Sec. 48. NEW SECTION. 523I.811A Emergency use of care funds. 1. Notwithstanding any other provision of this chapter, a perpetual care cemetery may

apply to the commissioner to withdraw funds from the cemetery’s care fund for a financial emergency. The commissioner shall, by rule, establish standards and procedures for such applications and for withdrawals from care funds. 2. Upon application, the commissioner may allow a perpetual care cemetery to withdraw

funds from the care fund if the commissioner finds that the cemetery has an urgent financial need and the withdrawal is deemed reasonable and prudent to fund a necessary expense of the cemetery. The commissioner shall establish conditions for the specific use of the funds withdrawn and may require repayment of all or part of the amount withdrawn.

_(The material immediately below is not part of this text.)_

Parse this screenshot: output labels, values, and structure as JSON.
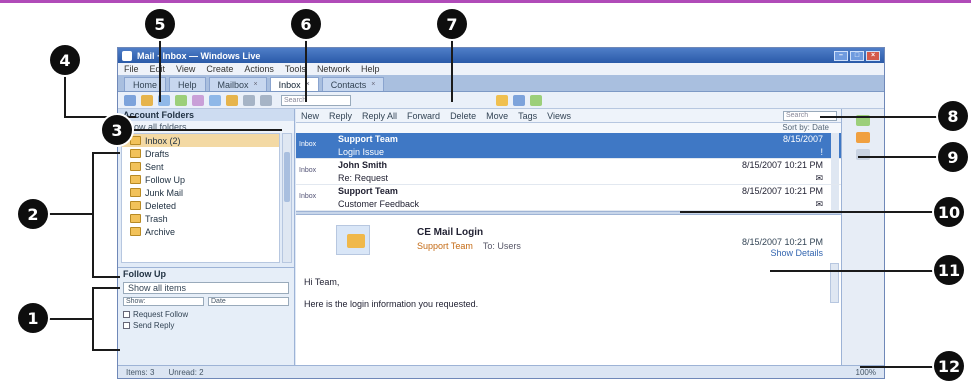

Sec. 49. EFFECTIVE DATE. The following provision or provisions of this Act take effect January 1, 2016: 1. The section of this Act adding section 502.202, subsection 24.

Sec. 50. EFFECTIVE UPON ENACTMENT. Unless otherwise provided, this Act, if approved by the governor on or after July 1, 2015, takes effect upon enactment.

Sec. 51. RETROACTIVE APPLICABILITY. Unless otherwise provided, this Act, with the exception of the section of this Act adding section 502.202, subsection 24, if approved by the governor on or after July 1, 2015, applies retroactively to July 1, 2015.

Sec. 52. DIRECTIONS TO CODE EDITOR. The Iowa code editor is directed to transfer section 515.11 to new section 515.23.

Sec. 53. REPEAL. Section 523A.504, Code 2015, is repealed.